Im actually in CO for the holidays. good to know. thanks for spreading the word. Cephalic carnage and catheter are playing too I think


----------



## severegout (Nov 30, 2009)

hey if you see me at the show come say hi!


----------



## sprout (Dec 13, 2009)

Snuck in to the show tonight.
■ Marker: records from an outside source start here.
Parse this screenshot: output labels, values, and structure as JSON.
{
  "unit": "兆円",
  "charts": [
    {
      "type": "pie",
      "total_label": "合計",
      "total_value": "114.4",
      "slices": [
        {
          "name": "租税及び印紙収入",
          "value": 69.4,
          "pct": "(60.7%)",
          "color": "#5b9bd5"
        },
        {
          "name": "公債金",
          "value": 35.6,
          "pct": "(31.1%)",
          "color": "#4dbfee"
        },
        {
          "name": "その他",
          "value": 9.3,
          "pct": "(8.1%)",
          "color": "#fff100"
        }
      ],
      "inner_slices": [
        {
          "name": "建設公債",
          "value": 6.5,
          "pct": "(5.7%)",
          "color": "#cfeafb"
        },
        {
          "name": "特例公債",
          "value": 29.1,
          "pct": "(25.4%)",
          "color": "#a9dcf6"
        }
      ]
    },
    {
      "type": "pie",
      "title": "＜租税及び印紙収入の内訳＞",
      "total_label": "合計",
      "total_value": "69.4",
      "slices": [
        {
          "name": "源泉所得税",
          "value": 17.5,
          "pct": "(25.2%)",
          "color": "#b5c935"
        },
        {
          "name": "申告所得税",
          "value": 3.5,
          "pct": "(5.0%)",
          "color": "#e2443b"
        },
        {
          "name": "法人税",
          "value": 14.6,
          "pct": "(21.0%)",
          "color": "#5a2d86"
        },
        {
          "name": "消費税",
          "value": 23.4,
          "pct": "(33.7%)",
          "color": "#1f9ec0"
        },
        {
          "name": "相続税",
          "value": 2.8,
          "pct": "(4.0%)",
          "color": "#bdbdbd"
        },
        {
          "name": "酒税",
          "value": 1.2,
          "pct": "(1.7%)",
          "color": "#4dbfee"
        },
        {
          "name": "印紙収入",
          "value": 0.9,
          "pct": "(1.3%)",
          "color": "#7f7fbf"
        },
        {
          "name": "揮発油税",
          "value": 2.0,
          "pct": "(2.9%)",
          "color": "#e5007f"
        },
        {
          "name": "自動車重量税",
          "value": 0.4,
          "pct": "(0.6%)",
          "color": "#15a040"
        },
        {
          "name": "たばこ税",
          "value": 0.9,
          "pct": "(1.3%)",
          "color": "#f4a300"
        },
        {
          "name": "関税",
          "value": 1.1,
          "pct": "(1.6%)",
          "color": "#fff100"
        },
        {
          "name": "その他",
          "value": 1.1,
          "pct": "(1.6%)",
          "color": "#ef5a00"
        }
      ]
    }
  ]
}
Good thing because paying 20 dollars for such a mediocre show would have really upset me.
The bands EHG played with were almost as laughable as the people who shelled out the bones to see them.


----------



## menu (Dec 13, 2009)

fuck!!!! I totally spaced this show. damn it


----------



## severegout (Dec 13, 2009)

haha yeah bands that played with EHG in Denver sucked way hard... but it was worth the $13 to see them play for 2 hours and talk about scoring/shooting dope.


----------



## menu (Dec 15, 2009)

hahaha. damn junkies.


----------



## Pizzacrust (Dec 20, 2009)

Fuck, i saw them in Seattle, SO FUCKING GOOD

im glad i was able to catch it cause i was low on money
they might never tour again
old ass motherfuckers


----------



## hg14 (Dec 22, 2009)

fuck, wish I went, to LA ta see them, oh well next time. but were the shows good ?


----------



## hg14 (Dec 22, 2009)

I've been listening to lately outlaw order mp3s. anyone else


----------